The moral to this story: for your production CF LPARs, make sure that engines are DEDICATED, not shared.
With all this said, I'll offer one caveat, of which Gary King, one of IBM's top System z performance experts, recently reminded me. IF a test Parallel Sysplex has a REALLY LOW level of CF request activity, it MIGHT be possible to let production CF LPARs share engines with the test CF LPARs and still get good synchronous CF request service times in the production environment (though still not as good as you'd see with dedicated CF LPAR engines) IF you turn dynamic CF dispatching (DCFD) ON for the test CF LPARs and leave DCFD OFF (the default) for the production CF LPARs (DCFD is a CF configuration option).

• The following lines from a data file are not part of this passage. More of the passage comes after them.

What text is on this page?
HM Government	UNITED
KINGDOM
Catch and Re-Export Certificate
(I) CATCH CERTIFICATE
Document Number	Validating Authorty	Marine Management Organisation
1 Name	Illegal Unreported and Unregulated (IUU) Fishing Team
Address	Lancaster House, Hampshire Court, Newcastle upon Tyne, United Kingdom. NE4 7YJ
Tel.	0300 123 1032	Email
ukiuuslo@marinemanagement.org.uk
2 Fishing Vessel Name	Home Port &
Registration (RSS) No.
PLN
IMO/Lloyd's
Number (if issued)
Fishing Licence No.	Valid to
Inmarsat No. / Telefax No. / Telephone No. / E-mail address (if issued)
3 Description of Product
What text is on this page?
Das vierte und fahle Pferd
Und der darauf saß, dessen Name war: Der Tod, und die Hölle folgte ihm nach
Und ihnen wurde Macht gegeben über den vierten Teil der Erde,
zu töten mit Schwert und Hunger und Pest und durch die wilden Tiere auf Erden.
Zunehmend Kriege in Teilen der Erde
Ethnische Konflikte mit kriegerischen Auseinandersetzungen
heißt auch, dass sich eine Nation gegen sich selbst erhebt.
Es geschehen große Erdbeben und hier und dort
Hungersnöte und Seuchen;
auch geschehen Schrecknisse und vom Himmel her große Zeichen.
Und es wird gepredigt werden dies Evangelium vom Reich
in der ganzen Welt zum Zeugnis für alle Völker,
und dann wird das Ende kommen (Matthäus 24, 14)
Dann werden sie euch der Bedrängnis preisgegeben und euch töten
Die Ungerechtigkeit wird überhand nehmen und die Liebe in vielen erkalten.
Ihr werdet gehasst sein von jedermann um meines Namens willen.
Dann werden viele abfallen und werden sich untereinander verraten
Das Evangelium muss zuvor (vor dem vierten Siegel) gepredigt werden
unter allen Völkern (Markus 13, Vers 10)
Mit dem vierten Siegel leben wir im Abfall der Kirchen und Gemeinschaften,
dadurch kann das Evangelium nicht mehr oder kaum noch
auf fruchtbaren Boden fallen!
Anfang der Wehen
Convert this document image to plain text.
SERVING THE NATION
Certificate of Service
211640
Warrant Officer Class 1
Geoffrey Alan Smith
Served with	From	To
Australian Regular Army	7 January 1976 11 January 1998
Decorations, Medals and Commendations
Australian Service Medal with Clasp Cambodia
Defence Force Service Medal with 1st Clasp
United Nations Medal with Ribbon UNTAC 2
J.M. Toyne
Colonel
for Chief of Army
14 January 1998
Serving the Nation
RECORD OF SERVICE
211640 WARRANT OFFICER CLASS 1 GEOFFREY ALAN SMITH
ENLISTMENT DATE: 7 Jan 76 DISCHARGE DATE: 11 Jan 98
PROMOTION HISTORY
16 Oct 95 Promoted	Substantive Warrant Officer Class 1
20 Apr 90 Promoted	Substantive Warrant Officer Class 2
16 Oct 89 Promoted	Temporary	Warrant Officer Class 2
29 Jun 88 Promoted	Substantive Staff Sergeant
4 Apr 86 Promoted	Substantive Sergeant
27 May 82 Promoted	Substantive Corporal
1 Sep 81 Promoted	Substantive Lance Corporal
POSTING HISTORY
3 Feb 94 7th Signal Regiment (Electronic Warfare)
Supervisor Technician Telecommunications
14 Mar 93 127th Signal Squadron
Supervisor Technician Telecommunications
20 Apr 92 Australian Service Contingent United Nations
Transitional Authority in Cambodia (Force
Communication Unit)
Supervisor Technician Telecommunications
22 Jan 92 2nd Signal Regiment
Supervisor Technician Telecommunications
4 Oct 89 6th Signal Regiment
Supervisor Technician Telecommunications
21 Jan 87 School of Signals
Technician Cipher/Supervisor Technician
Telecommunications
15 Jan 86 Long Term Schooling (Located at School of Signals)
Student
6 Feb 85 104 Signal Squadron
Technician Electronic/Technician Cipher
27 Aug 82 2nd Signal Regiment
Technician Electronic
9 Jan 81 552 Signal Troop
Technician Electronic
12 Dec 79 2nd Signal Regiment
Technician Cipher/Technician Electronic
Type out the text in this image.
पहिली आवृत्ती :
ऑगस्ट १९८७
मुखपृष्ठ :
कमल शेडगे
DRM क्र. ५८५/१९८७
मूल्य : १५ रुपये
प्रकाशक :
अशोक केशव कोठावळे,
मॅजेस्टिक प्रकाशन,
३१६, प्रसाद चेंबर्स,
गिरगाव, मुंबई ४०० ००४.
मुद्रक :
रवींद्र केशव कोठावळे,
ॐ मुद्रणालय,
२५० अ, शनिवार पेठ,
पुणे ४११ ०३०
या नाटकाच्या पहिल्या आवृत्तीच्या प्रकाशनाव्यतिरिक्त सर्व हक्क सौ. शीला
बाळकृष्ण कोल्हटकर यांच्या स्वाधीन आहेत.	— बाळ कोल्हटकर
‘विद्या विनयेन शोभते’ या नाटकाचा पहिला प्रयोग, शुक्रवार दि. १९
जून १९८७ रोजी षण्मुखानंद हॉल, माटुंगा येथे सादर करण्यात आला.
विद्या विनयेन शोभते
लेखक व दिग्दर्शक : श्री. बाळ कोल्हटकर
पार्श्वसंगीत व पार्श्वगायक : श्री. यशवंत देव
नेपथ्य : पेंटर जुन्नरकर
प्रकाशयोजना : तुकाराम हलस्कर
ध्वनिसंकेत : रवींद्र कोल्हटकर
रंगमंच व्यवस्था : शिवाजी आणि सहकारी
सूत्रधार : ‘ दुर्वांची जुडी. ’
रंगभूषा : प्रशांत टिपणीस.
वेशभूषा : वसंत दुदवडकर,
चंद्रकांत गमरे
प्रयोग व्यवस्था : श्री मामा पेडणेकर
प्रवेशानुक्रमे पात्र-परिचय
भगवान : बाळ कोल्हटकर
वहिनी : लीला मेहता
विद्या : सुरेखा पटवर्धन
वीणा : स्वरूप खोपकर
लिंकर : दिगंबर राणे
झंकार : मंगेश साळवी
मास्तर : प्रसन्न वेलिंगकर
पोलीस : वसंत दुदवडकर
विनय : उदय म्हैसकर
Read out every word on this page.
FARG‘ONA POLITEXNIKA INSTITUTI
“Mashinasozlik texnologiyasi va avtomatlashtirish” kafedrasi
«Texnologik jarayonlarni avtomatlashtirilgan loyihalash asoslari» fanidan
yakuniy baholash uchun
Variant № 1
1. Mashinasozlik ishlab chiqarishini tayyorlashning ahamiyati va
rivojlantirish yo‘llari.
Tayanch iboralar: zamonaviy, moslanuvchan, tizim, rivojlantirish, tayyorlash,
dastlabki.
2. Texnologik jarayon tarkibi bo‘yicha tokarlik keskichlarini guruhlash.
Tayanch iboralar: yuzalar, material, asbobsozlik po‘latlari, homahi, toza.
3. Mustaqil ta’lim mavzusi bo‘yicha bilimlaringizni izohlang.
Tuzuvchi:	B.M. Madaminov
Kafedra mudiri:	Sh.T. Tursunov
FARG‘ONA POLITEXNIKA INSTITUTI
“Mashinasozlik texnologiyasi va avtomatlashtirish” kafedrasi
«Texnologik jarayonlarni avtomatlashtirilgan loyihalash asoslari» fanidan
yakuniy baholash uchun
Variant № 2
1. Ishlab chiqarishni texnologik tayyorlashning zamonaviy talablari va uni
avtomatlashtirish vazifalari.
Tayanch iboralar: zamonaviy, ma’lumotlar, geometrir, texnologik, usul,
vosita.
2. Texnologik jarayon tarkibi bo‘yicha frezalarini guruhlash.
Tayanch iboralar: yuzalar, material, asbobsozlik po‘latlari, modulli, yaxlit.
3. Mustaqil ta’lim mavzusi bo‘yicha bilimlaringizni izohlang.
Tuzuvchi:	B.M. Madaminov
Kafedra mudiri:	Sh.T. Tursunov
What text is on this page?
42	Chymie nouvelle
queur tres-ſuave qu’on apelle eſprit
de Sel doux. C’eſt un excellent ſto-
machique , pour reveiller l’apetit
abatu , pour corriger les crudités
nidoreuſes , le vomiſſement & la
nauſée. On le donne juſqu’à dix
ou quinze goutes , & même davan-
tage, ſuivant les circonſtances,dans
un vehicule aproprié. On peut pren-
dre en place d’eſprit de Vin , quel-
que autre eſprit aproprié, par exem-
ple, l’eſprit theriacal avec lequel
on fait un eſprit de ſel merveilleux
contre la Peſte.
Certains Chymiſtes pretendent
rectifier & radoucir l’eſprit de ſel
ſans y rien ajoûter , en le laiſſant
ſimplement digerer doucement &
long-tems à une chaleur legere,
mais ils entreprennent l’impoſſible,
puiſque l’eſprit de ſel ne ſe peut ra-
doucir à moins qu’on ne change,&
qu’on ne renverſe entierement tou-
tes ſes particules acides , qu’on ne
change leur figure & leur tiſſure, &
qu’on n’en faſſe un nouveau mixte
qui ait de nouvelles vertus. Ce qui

In that case, the test CF LPARs would generally use around 1% of the CF engines (even if you had the engine weightings split 90% for production and 10% for test). The test CF LPARs would probably get lousy service times for synchronous CF requests, but that could be OK in a low-volume test environment. There is a risk associated with this approach: if the test Parallel Sysplex got to be fairly busy, so that the test CF LPARs more fully utilized their 10% slice of the shared CF engines, the production CF LPARs would be negatively impacted, performance-wise. The safest route, then, for a production Parallel Sysplex is to go with dedicated engines for the CF LPARs (by the way, internal coupling facility engines, or ICFs, do not impact the cost of your z/OS software running on the same mainframe).
Lots of us were taught as kids that sharing is a good thing. As I've pointed out just now, there is at least one exception to that rule.